An attacker first exploits the missing userToken != validatorToken check in executeFeeSwap (Finding 5/25) to create a same-token pool entry with an inflated reserveUserToken. They then call the one-sided mint() (Finding 1) with the validatorToken corresponding to the inflated userToken pool, triggering the weighted denominator formula that misprices liquidity shares because reserveUserToken is now corrupted. The attacker receives outsized liquidity shares relative to their deposit, then burns to extract both tokens from the pool, draining honest LPs.

The inverted rebalanceSwap formula (Finding 6) charges users less than fair value on every call. Combined with the executeFeeSwap fee direction mismatch (Finding 7) and the division rounding that systematically favors callers (Findings 4, 11, 12), a sophisticated attacker can construct a cyclic call sequence: executeFeeSwap followed by rebalanceSwap. Each cycle extracts a small net positive value due to the fee rate mismatch (0.3% vs 0.15%) and the inverted formula in rebalanceSwap. Repeated with flash-loan-scale capital, this drains pool reserves continuously without any capital at risk.

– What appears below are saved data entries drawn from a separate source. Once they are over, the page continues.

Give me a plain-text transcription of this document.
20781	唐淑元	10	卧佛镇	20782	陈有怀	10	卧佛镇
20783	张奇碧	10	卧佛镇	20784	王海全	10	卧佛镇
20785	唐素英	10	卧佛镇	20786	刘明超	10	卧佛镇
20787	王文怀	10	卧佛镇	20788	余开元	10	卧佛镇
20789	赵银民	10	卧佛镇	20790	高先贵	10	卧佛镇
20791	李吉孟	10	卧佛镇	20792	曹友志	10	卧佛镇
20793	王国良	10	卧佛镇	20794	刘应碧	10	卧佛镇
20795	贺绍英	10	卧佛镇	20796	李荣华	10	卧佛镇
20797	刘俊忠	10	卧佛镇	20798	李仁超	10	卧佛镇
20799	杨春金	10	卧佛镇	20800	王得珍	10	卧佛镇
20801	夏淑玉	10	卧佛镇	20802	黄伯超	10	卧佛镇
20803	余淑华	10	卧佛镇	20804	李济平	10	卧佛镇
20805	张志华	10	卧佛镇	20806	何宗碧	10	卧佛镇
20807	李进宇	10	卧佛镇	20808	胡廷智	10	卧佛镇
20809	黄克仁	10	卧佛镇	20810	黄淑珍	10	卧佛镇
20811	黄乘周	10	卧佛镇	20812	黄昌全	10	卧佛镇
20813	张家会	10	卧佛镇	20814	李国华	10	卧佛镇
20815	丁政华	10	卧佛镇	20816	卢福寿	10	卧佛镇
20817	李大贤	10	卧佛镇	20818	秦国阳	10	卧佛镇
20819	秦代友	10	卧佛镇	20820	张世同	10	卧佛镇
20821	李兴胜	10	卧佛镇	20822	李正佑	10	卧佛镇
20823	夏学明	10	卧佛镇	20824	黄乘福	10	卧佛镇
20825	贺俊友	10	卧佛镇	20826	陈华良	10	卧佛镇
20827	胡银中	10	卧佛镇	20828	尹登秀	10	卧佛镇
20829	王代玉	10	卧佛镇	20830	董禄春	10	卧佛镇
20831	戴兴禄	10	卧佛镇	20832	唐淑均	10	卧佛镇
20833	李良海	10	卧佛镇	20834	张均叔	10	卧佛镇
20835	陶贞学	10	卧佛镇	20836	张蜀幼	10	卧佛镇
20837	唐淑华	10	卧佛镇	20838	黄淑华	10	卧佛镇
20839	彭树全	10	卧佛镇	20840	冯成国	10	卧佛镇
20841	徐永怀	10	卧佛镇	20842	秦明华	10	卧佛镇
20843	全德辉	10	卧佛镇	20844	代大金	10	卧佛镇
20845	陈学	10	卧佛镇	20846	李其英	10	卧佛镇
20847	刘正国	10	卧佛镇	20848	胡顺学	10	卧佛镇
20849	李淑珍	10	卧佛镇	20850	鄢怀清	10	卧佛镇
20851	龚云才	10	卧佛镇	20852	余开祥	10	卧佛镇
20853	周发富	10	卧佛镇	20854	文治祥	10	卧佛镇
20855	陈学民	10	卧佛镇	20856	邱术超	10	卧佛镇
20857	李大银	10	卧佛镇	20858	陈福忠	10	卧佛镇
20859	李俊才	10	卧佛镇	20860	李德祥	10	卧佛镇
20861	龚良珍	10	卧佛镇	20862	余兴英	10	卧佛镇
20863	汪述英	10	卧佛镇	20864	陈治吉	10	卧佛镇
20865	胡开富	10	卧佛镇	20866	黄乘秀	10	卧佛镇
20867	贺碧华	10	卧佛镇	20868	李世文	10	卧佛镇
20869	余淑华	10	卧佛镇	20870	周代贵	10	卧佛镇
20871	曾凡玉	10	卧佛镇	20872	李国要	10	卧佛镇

The missing ERC20 return value check (Finding 16) allows a transfer-out to silently fail while reserve accounting proceeds as normal. If the validatorToken is a token that returns false on transfer (rather than reverting), executeFeeSwap decrements pool.reserveValidatorToken without the corresponding tokens actually leaving the contract. An attacker can pair this with the zero-burn vulnerability (Finding 15): after the reserve accounting is corrupted, burning LP shares against the now-incorrect reserve values allows the attacker to withdraw more tokens than their actual proportional share, draining honest LP funds.